Бабка держала дом крутой рукой. И Петька боялся ее пуще ночных рассказов о чертях и бесах. Рано, лет в девять, Петька начал помогать бабке и в поле, и по дому: полоть, косить, даже корову доить - все он мог. Ночами Петькино тело ныло от дневной работы. Он часто лежал без сна, на печке, согреваемый ее теплом и убаюкиваемый сопением раскинувшихся во сне ребятишек. Однажды, морозной зимой, Любка, играя с соседскими мальчишками, провалился в затянутую тонким льдом полынью. Она по счастью была мелкой, но Петька быстро обледенел и покрылся изморозью. Сопровождаемый толпой ребятишек, добрался он до дома, где бабка, чередуя оплеухи с причитаниями, раздела его догола, натерла самогоном и постным маслом и запихнула на печку, навалив на его начинающее зреть тело тяжелый мохнатый тулуп. И Петька впервые ощутил странное волнение, когда мягкий черно-седой волос тулупа стал приятно щекотать его ноги, и набухший за последний год срам, и твердые, упрямо торчавшие сосцы. Ночью он проснулся от странного ощущения: его срам, всегда такой мягкий и тряпочный, налился кровью и был твердым как дерево. Испуганный, страшась разбудить бабку, он стал гладить непокорный, непослушный орган, вдруг ставший особенной частью тела. И внезапно ощутил он болезненное и сладкое сокращение где-то внутри этого органа, что-то жаркое и липкое излилось на Петькин живот. Стыдная и невиданно приятная боль скользнула по Петькиному хребту и замерла где-то в самом низу живота.

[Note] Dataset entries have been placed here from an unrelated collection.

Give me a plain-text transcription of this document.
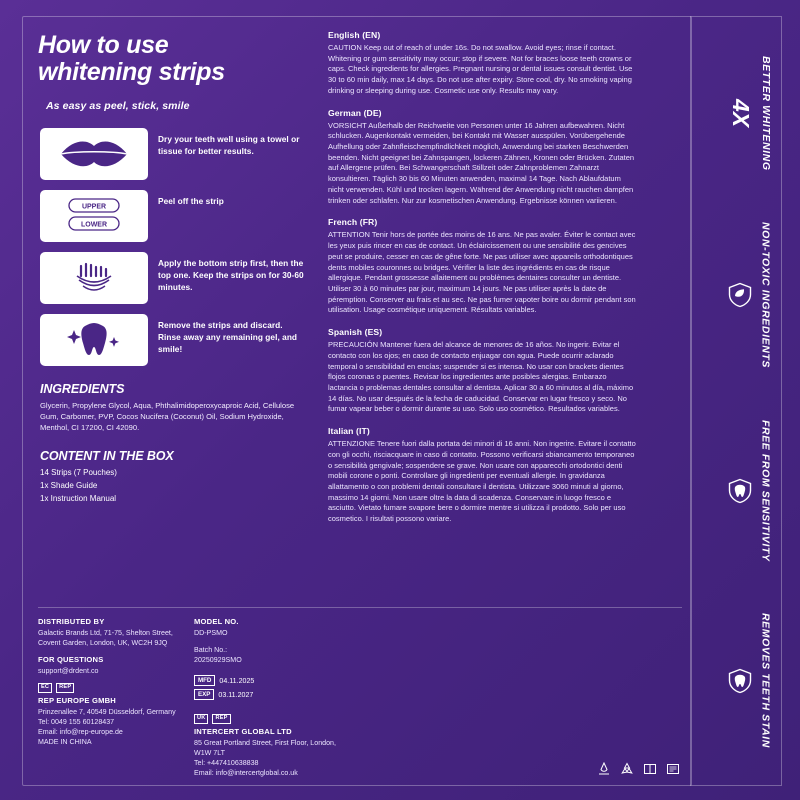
How to use
whitening strips
As easy as peel, stick, smile
Dry your teeth well using a towel or tissue for better results.
UPPER
LOWER
Peel off the strip
Apply the bottom strip first, then the top one. Keep the strips on for 30-60 minutes.
Remove the strips and discard. Rinse away any remaining gel, and smile!
INGREDIENTS

Glycerin, Propylene Glycol, Aqua, Phthalimidoperoxycaproic Acid, Cellulose Gum, Carbomer, PVP, Cocos Nucifera (Coconut) Oil, Sodium Hydroxide, Menthol, CI 17200, CI 42090.

CONTENT IN THE BOX
14 Strips (7 Pouches)
1x Shade Guide
1x Instruction Manual
English (EN)

CAUTION Keep out of reach of under 16s. Do not swallow. Avoid eyes; rinse if contact. Whitening or gum sensitivity may occur; stop if severe. Not for braces loose teeth crowns or caps. Check ingredients for allergies. Pregnant nursing or dental issues consult dentist. Use 30 to 60 min daily, max 14 days. Do not use after expiry. Store cool, dry. No smoking vaping drinking or sleeping during use. Cosmetic use only. Results may vary.

German (DE)

VORSICHT Außerhalb der Reichweite von Personen unter 16 Jahren aufbewahren. Nicht schlucken. Augenkontakt vermeiden, bei Kontakt mit Wasser ausspülen. Vorübergehende Aufhellung oder Zahnfleischempfindlichkeit möglich, Anwendung bei starken Beschwerden beenden. Nicht geeignet bei Zahnspangen, lockeren Zähnen, Kronen oder Brücken. Zutaten auf Allergene prüfen. Bei Schwangerschaft Stillzeit oder Zahnproblemen Zahnarzt konsultieren. Täglich 30 bis 60 Minuten anwenden, maximal 14 Tage. Nach Ablaufdatum nicht verwenden. Kühl und trocken lagern. Während der Anwendung nicht rauchen dampfen trinken oder schlafen. Nur zur kosmetischen Anwendung. Ergebnisse können variieren.

French (FR)

ATTENTION Tenir hors de portée des moins de 16 ans. Ne pas avaler. Éviter le contact avec les yeux puis rincer en cas de contact. Un éclaircissement ou une sensibilité des gencives peut se produire, cesser en cas de gêne forte. Ne pas utiliser avec appareils orthodontiques dents mobiles couronnes ou bridges. Vérifier la liste des ingrédients en cas de risque allergique. Pendant grossesse allaitement ou problèmes dentaires consulter un dentiste. Utiliser 30 à 60 minutes par jour, maximum 14 jours. Ne pas utiliser après la date de péremption. Conserver au frais et au sec. Ne pas fumer vapoter boire ou dormir pendant son utilisation. Usage cosmétique uniquement. Résultats variables.

Spanish (ES)

PRECAUCIÓN Mantener fuera del alcance de menores de 16 años. No ingerir. Evitar el contacto con los ojos; en caso de contacto enjuagar con agua. Puede ocurrir aclarado temporal o sensibilidad en encías; suspender si es intensa. No usar con brackets dientes flojos coronas o puentes. Revisar los ingredientes ante posibles alergias. Embarazo lactancia o problemas dentales consultar al dentista. Aplicar 30 a 60 minutos al día, máximo 14 días. No usar después de la fecha de caducidad. Conservar en lugar fresco y seco. No fumar vapear beber o dormir durante su uso. Solo uso cosmético. Resultados variables.

Italian (IT)

ATTENZIONE Tenere fuori dalla portata dei minori di 16 anni. Non ingerire. Evitare il contatto con gli occhi, risciacquare in caso di contatto. Possono verificarsi sbiancamento temporaneo o sensibilità gengivale; sospendere se grave. Non usare con apparecchi ortodontici denti mobili corone o ponti. Controllare gli ingredienti per eventuali allergie. In gravidanza allattamento o con problemi dentali consultare il dentista. Utilizzare 3060 minuti al giorno, massimo 14 giorni. Non usare oltre la data di scadenza. Conservare in luogo fresco e asciutto. Vietato fumare svapore bere o dormire mentre si utilizza il prodotto. Solo per uso cosmetico. I risultati possono variare.

DISTRIBUTED BY
Galactic Brands Ltd, 71-75, Shelton Street, Covent Garden, London, UK, WC2H 9JQ
FOR QUESTIONS
support@drdent.co
EC	REP
REP EUROPE GMBH
Prinzenallee 7, 40549 Düsseldorf, Germany
Tel: 0049 155 60128437
Email: info@rep-europe.de
MADE IN CHINA
MODEL NO.
DD-PSMO
Batch No.:
20250929SMO
MFD	04.11.2025
EXP	03.11.2027
UK	REP
INTERCERT GLOBAL LTD
85 Great Portland Street, First Floor, London, W1W 7LT
Tel: +447410638838
Email: info@intercertglobal.co.uk
4X BETTER WHITENING
NON-TOXIC INGREDIENTS
FREE FROM SENSITIVITY
REMOVES TEETH STAIN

Нет, не заболел тогда Петька от ледяной воды, но с тех пор мохнатый тулуп стал его ночным компаньоном и любимой игрушкой. Правда, того сладостного ощущения он никогда более не испытывал и, более того, боялся его повторения. Но все покрытое густым волосом стало вызывать в Петьке неукротимое любопытство и стыдное желание - прикоснуться голым телом. Бабка часто драла его без пощады, заставая в обнимку с большой соседской собакой. Не то, чтобы она до конца понимала содомские Петькины побуждения; просто странной казалась ей эта привычка: точно малому дитю обниматься с неразумной тварью.

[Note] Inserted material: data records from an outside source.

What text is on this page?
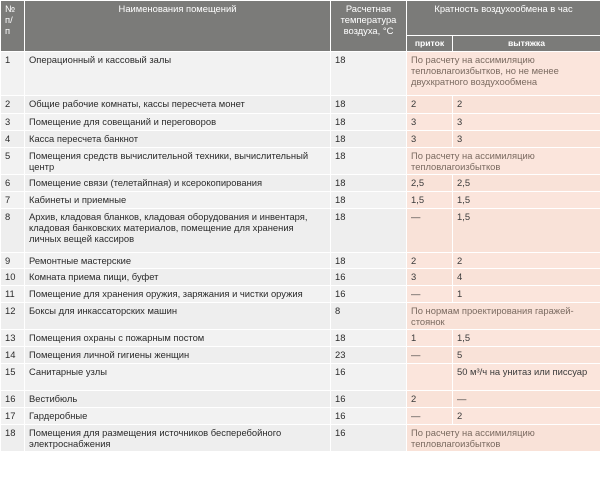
№ п/ п	Наименования помещений	Расчетная температура воздуха, °С	Кратность воздухообмена в час	
			приток	вытяжка
1	Операционный и кассовый залы	18	По расчету на ассимиляцию тепловлагоизбытков, но не менее двухкратного воздухообмена	
2	Общие рабочие комнаты, кассы пересчета монет	18	2	2
3	Помещение для совещаний и переговоров	18	3	3
4	Касса пересчета банкнот	18	3	3
5	Помещения средств вычислительной техники, вычислительный центр	18	По расчету на ассимиляцию тепловлагоизбытков	
6	Помещение связи (телетайпная) и ксерокопирования	18	2,5	2,5
7	Кабинеты и приемные	18	1,5	1,5
8	Архив, кладовая бланков, кладовая оборудования и инвентаря, кладовая банковских материалов, помещение для хранения личных вещей кассиров	18	—	1,5
9	Ремонтные мастерские	18	2	2
10	Комната приема пищи, буфет	16	3	4
11	Помещение для хранения оружия, заряжания и чистки оружия	16	—	1
12	Боксы для инкассаторских машин	8	По нормам проектирования гаражей-стоянок	
13	Помещения охраны с пожарным постом	18	1	1,5
14	Помещения личной гигиены женщин	23	—	5
15	Санитарные узлы	16		50 м³/ч на унитаз или писсуар
16	Вестибюль	16	2	—
17	Гардеробные	16	—	2
18	Помещения для размещения источников бесперебойного электроснабжения	16	По расчету на ассимиляцию тепловлагоизбытков	
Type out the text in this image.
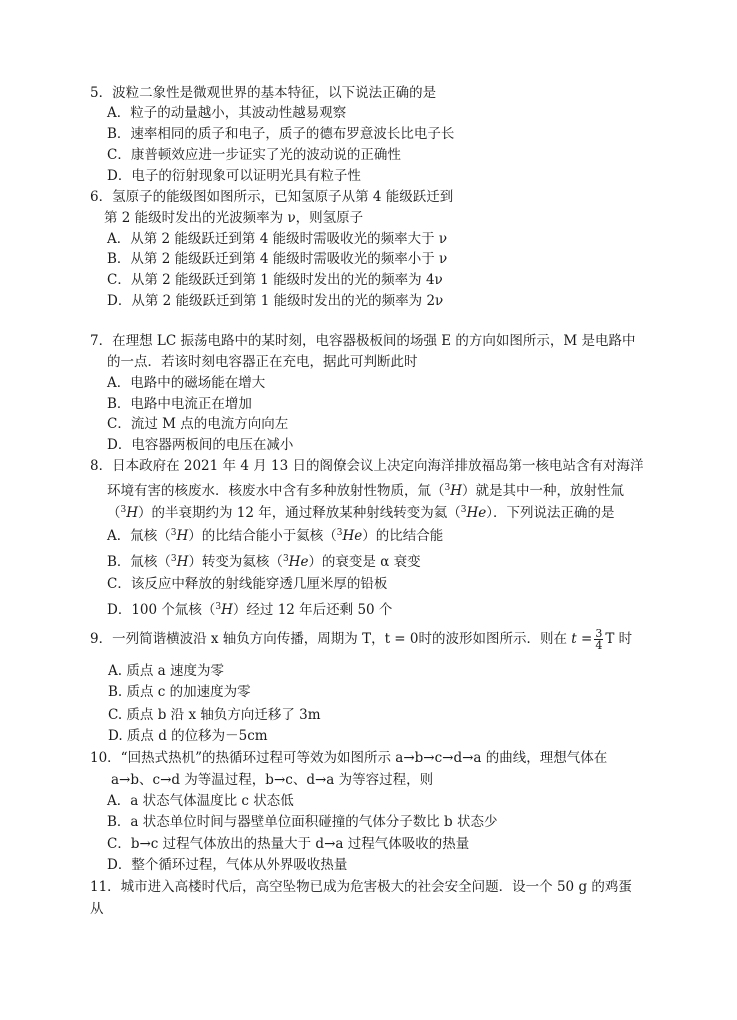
5．波粒二象性是微观世界的基本特征，以下说法正确的是
A．粒子的动量越小，其波动性越易观察
B．速率相同的质子和电子，质子的德布罗意波长比电子长
C．康普顿效应进一步证实了光的波动说的正确性
D．电子的衍射现象可以证明光具有粒子性
6．氢原子的能级图如图所示，已知氢原子从第 4 能级跃迁到
第 2 能级时发出的光波频率为 ν，则氢原子
A．从第 2 能级跃迁到第 4 能级时需吸收光的频率大于 ν
B．从第 2 能级跃迁到第 4 能级时需吸收光的频率小于 ν
C．从第 2 能级跃迁到第 1 能级时发出的光的频率为 4ν
D．从第 2 能级跃迁到第 1 能级时发出的光的频率为 2ν
7．在理想 LC 振荡电路中的某时刻，电容器极板间的场强 E 的方向如图所示，M 是电路中
的一点．若该时刻电容器正在充电，据此可判断此时
A．电路中的磁场能在增大
B．电路中电流正在增加
C．流过 M 点的电流方向向左
D．电容器两板间的电压在减小
8．日本政府在 2021 年 4 月 13 日的阁僚会议上决定向海洋排放福岛第一核电站含有对海洋
环境有害的核废水．核废水中含有多种放射性物质，氚（$^3$H）就是其中一种，放射性氚
（$^3$H）的半衰期约为 12 年，通过释放某种射线转变为氦（$^3$He）．下列说法正确的是
A．氚核（$^3$H）的比结合能小于氦核（$^3$He）的比结合能
B．氚核（$^3$H）转变为氦核（$^3$He）的衰变是 α 衰变
C．该反应中释放的射线能穿透几厘米厚的铅板
D．100 个氚核（$^3$H）经过 12 年后还剩 50 个
9．一列简谐横波沿 x 轴负方向传播，周期为 T，t = 0时的波形如图所示．则在 $t = \frac{3}{4}$ T 时
A. 质点 a 速度为零
B. 质点 c 的加速度为零
C. 质点 b 沿 x 轴负方向迁移了 3m
D. 质点 d 的位移为－5cm
10．“回热式热机”的热循环过程可等效为如图所示 a→b→c→d→a 的曲线，理想气体在
a→b、c→d 为等温过程，b→c、d→a 为等容过程，则
A．a 状态气体温度比 c 状态低
B．a 状态单位时间与器壁单位面积碰撞的气体分子数比 b 状态少
C．b→c 过程气体放出的热量大于 d→a 过程气体吸收的热量
D．整个循环过程，气体从外界吸收热量
11．城市进入高楼时代后，高空坠物已成为危害极大的社会安全问题．设一个 50 g 的鸡蛋
从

А лет в 12 обнаружился у Петра талант. Гуляли на свадьбе у дальних родичей бабки. Шумно, пьяно топтали сапогами мужчины. Перебирая платочки жилистыми руками, бабы старались перекричать друг друга в протяжных песнях и разухабистых частушках. Подвыпивший бабкин свояк пристал к Петьке, сидевшему впервые вместе со взрослыми за столом:
- Пей, молодой-красивый, хочу тебя упьянить до подстольного лежания!
Бабка, как могла, оттирала свояка, но выпить Петьке все же пришлось. Жгуче-горький самогон был словно удар. Сладко замутнело в голове. А тут и гармонист подоспел, фальшивя на переборах. Ополоумевший, потерявший стеснительность, полез Петька из-за стола на середину круга. Сама, без натуги выскочила и пропелась бесстыжая частушка:
Мой милашка без коня, Без портов и без сапог. Разнесчастная я - Даже хуя нет меж ног!

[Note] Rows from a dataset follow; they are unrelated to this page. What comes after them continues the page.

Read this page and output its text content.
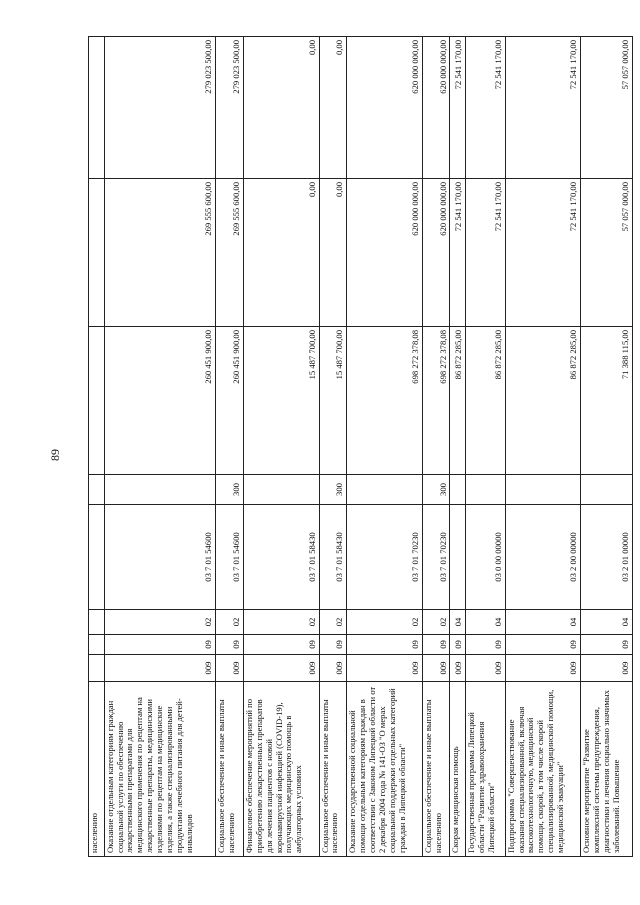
89
населению								
Оказание отдельным категориям граждан социальной услуги по обеспечению лекарственными препаратами для медицинского применения по рецептам на лекарственные препараты, медицинскими изделиями по рецептам на медицинские изделия, а также специализированными продуктами лечебного питания для детей-инвалидов	009	09	02	03 7 01 54600		260 451 900,00	269 555 600,00	279 023 500,00
Социальное обеспечение и иные выплаты населению	009	09	02	03 7 01 54600	300	260 451 900,00	269 555 600,00	279 023 500,00
Финансовое обеспечение мероприятий по приобретению лекарственных препаратов для лечения пациентов с новой коронавирусной инфекцией (COVID-19), получающих медицинскую помощь в амбулаторных условиях	009	09	02	03 7 01 58430		15 487 700,00	0,00	0,00
Социальное обеспечение и иные выплаты населению	009	09	02	03 7 01 58430	300	15 487 700,00	0,00	0,00
Оказание государственной социальной помощи отдельным категориям граждан в соответствии с Законом Липецкой области от 2 декабря 2004 года № 141-ОЗ "О мерах социальной поддержки отдельных категорий граждан в Липецкой области"	009	09	02	03 7 01 70230		698 272 378,08	620 000 000,00	620 000 000,00
Социальное обеспечение и иные выплаты населению	009	09	02	03 7 01 70230	300	698 272 378,08	620 000 000,00	620 000 000,00
Скорая медицинская помощь	009	09	04			86 872 285,00	72 541 170,00	72 541 170,00
Государственная программа Липецкой области "Развитие здравоохранения Липецкой области"	009	09	04	03 0 00 00000		86 872 285,00	72 541 170,00	72 541 170,00
Подпрограмма "Совершенствование оказания специализированной, включая высокотехнологичную, медицинской помощи, скорой, в том числе скорой специализированной, медицинской помощи, медицинской эвакуации"	009	09	04	03 2 00 00000		86 872 285,00	72 541 170,00	72 541 170,00
Основное мероприятие "Развитие комплексной системы предупреждения, диагностики и лечения социально значимых заболеваний. Повышение	009	09	04	03 2 01 00000		71 388 115,00	57 057 000,00	57 057 000,00
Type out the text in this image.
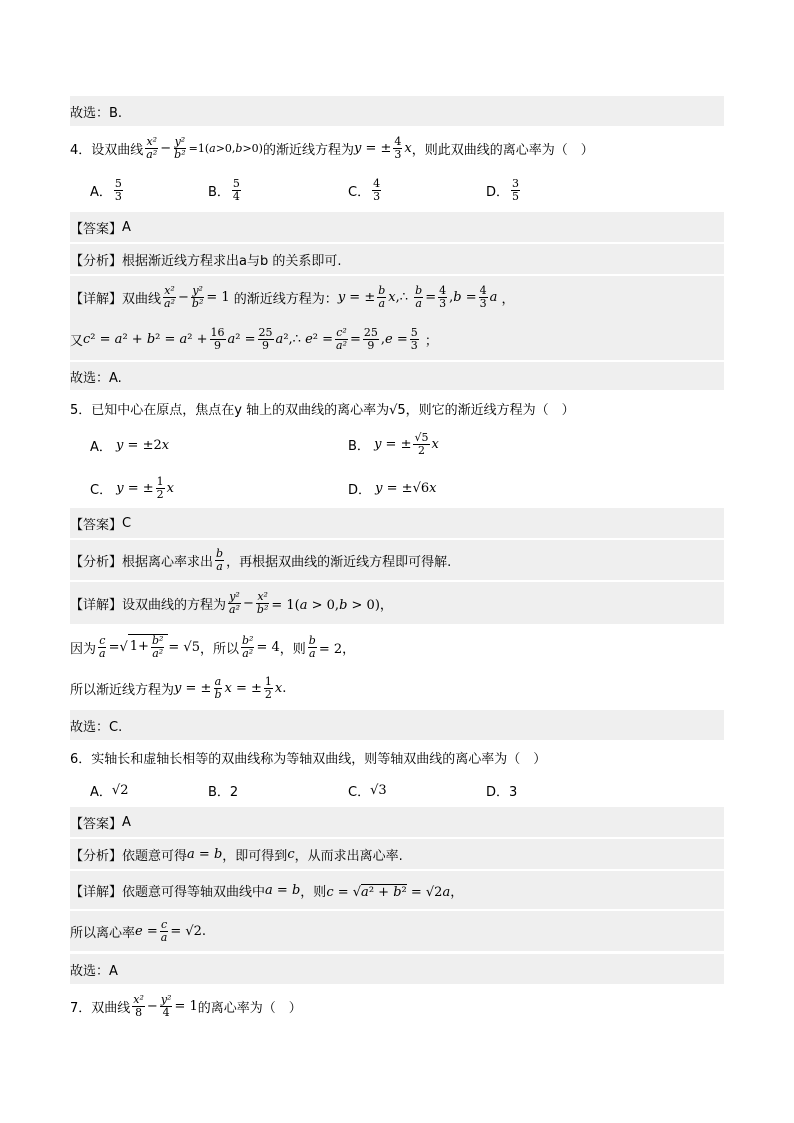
故选：B.
4．设双曲线 $\frac{\text{x²}}{\text{a²}} - \frac{\text{y²}}{\text{b²}} =1(a>0,b>0)$ 的渐近线方程为 y = ± $\frac{4}{3}$ x ，则此双曲线的离心率为（　）
A． $\frac{5}{3}$	B． $\frac{5}{4}$	C． $\frac{4}{3}$	D． $\frac{3}{5}$
【答案】 A
【分析】 根据渐近线方程求出a与b 的关系即可.
【详解】 双曲线 $\frac{\text{x²}}{\text{a²}} - \frac{\text{y²}}{\text{b²}} = 1$ 的渐近线方程为： y = ± $\frac{b}{a}$ x,∴ $\frac{b}{a} = \frac{4}{3} ,b = \frac{4}{3}$ a ，
又 $c^2 = a^2 + b^2 = a^2 + \frac{16}{9} a^2 = \frac{25}{9}$ a²,∴ $e^2 = \frac{\text{c²}}{\text{a²}} = \frac{25}{9} ,e = \frac{5}{3}$ ；
故选：A.
5．已知中心在原点，焦点在y 轴上的双曲线的离心率为√5，则它的渐近线方程为（　）
A． y = ±2x	B． y = ± $\frac{√5}{2}$ x
C． y = ± $\frac{1}{2}$ x	D． y = ±√6x
【答案】 C
【分析】 根据离心率求出 $\frac{b}{a}$ ，再根据双曲线的渐近线方程即可得解.
【详解】 设双曲线的方程为 $\frac{\text{y²}}{\text{a²}} - \frac{\text{x²}}{\text{b²}} = 1(a > 0,b > 0)$，
因为 $\frac{c}{a}$ = √ $1+ \frac{\text{b²}}{\text{a²}} = √5$ ，所以 $\frac{\text{b²}}{\text{a²}} = 4$ ，则 $\frac{b}{a} = 2$，
所以渐近线方程为 y = ± $\frac{a}{b}$ x = ± $\frac{1}{2} x$.
故选：C.
6．实轴长和虚轴长相等的双曲线称为等轴双曲线，则等轴双曲线的离心率为（　）
A． √2	B．2	C． √3	D．3
【答案】 A
【分析】 依题意可得 a = b ，即可得到 c ，从而求出离心率.
【详解】 依题意可得等轴双曲线中 a = b ，则 c = √a² + b² = √2a，
所以离心率 $e = \frac{c}{a} = √2$.
故选：A
7．双曲线 $\frac{\text{x²}}{8} - \frac{\text{y²}}{4} = 1$ 的离心率为（　）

На что были пьяны гости, но и они замолкли от неожиданной похабщины, показавшейся еще более смачной от нежности Любкиного возраста. Бабка только руками развела. Свояк же, густо рыгнув, разбил с грохотом бутылку о пол и заорал:
- Дави их, Петька! Голоси дальше!
И началось… Одна за другой полетели частушки, все срамнее и забористее. Вскоре все гости, не исключая жениха, голосили и топотали без стеснения. Только невеста сидела с опрокинутым, безучастным лицом.
Так с той поры и пошло: на субботней ли сходке, на свадьбе ли, подвыпив, заставляли Петьку голосить частушки, что сами собой рождались в его голове - задорные и матерные. Он не только навострился петь, но и плясал легко и весело, выделывая разные коленца. Бабка только изумлялась:
- И какой это бес в тебе сидить?! Никто в семье нашей таким бесстыдством не занимался. Выродок, ты, Петька, выродок и есть!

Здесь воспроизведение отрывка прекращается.